Your exercise heart rate is a good indicator of exercise intensity during low-to-moderate intensity rhythmic exercise. But when you exceed your anaerobic threshold, heart rate alone may not adequately reflect your work rate.
Learning more about the relationship between heart rate and exercise intensity can help you train for optimal performance.
Energy Pathways and Oxygen Delivery
Energy production in your cells takes place both anaerobically, in the absence of oxygen, and aerobically, in the presence of oxygen. The energy pathways that dominate at any given time during exercise are influenced by your exercise intensity.
At low to moderate intensity, the energy needs for rhythmic activities like walking, running, cycling and swimming are met aerobically by adenosine triphosphate, or ATP, in cellular organelles called mitochondria, using glucose and fat. When oxygen demands are met, your heart rate remains at a steady state.
When intensity increases, as in a sudden sprint, your heart rate speeds up in order to increase oxygen delivery to the cells. But when energy needs exceed the capacity of mitochondrial production, energy is augmented anaerobically outside the mitochondria using glucose. The point at which anaerobic pathways kick in is called your anaerobic threshold.
Anaerobic Threshold Revisited
The concept of anaerobic threshold can be misleading, because it implies that aerobic energy is no longer contributing to energy production, when in fact it continues to make a significant contribution.

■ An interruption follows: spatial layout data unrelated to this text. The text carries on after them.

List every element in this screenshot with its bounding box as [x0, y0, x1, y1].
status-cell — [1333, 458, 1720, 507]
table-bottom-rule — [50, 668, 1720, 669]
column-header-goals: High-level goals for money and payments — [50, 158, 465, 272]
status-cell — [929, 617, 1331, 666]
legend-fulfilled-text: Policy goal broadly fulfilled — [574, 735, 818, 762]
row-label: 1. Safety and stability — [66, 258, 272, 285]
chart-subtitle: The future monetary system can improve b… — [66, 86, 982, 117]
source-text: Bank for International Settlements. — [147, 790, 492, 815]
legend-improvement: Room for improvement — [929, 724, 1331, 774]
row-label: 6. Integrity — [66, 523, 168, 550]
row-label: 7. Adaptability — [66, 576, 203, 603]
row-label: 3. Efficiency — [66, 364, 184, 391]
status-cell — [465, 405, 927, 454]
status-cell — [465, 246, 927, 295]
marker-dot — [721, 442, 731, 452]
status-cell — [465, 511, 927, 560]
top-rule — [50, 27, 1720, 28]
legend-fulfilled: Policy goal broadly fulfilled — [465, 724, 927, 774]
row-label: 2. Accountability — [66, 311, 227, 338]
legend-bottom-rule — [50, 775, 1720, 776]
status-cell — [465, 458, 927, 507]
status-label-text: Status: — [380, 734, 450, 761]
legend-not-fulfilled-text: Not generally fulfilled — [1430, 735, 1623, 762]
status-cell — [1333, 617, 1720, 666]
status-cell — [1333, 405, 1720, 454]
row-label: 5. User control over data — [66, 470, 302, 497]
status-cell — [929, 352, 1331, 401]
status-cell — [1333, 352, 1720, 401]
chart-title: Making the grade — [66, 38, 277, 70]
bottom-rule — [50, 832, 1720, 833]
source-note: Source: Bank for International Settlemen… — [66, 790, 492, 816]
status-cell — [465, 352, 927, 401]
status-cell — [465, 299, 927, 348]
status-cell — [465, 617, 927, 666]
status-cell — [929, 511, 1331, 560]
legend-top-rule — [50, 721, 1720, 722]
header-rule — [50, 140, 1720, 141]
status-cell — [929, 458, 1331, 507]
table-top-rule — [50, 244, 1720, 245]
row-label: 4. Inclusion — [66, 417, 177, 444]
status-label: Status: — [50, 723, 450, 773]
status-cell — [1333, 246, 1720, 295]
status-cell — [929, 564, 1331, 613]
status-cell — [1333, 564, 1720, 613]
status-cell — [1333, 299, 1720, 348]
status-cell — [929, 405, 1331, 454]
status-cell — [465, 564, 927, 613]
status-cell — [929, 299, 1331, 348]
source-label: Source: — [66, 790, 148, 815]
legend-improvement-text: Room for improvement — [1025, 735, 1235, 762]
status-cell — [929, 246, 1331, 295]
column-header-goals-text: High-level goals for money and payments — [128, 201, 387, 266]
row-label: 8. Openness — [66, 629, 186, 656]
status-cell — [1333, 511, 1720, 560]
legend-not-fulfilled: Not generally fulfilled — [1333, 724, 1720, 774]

Authors of a 2008 article published in Physical Education and Sport explain that both aerobic and anaerobic energy pathways are always in use, but the intensity of exercise and availability of glucose dictates how much of each is used.
Len Kravitz, Ph.D., and Lance Dalleck, Ph.D., contend that the term "lactate threshold" is a more accurate way to describe the point at which lactate, a by-product of anaerobic metabolism, abruptly increases in the blood.
Blood Lactate Training
Prolonged exercise at intensities above a certain point causes an abrupt increase in blood lactate levels. When your body produces more lactate than it can reabsorb and manage on a continuous basis, you have exceeded your lactate threshold, and you will quickly fatigue.
According to triathlon and track coach Marty Gaal on the USA Triathlon website, well-trained athletes are typically able to exercise at just below lactate threshold for about 60 minutes, but when the lactate threshold is exceeded, exercise can only continue for five or six minutes.
Lactate Threshold Heart Rate Training
Lactate threshold heart rate training is a way of raising your lactate threshold by improving the ability of your heart and cells to produce aerobic energy at higher intensities.
Gaal explains that you can increase your lactate threshold by working at intensities as close as possible to your maximum heart rate for intermittent bouts of four to five minutes, interspersed with easy low-intensity bouts of three to five minutes, repeating the cycle four to five times.
Over time, you will increase your endurance at higher levels of exercise intensity, meaning you can go farther at a faster pace without fatiguing.
Using Perceived Exertion
Changes in blood lactate are detected in a lab by monitoring changes in respiratory gases, but you can estimate your lactate threshold based on how you feel during exercise.
Sports coach Brian Mac recommends using the Borg rating of perceived exertion, or RPE scale. The Borg scale is based on a range of six to 20, with six being very little perceived effort and 20 being so difficult you can't keep going. Lactate threshold is typically achieved at perceived exertion levels of 13 to 14.
Calculating Your Lactate Threshold Heart Rate
Another option is to determine your lactate threshold heart rate based on percent of heart rate reserve, or HRR, the difference between your max heart rate, or MHR, and resting heart rate, or RHR.
According to Kravitz and Dalleck, lactate threshold is reached at 80 to 90 percent of HRR in well-conditioned individuals. To use this method, take your resting pulse, and then subtract your age from 220 to get your max heart rate. Then, use this formula: [(MHR-RHR) × .90] + RHR = Lactate Threshold Heart Rate.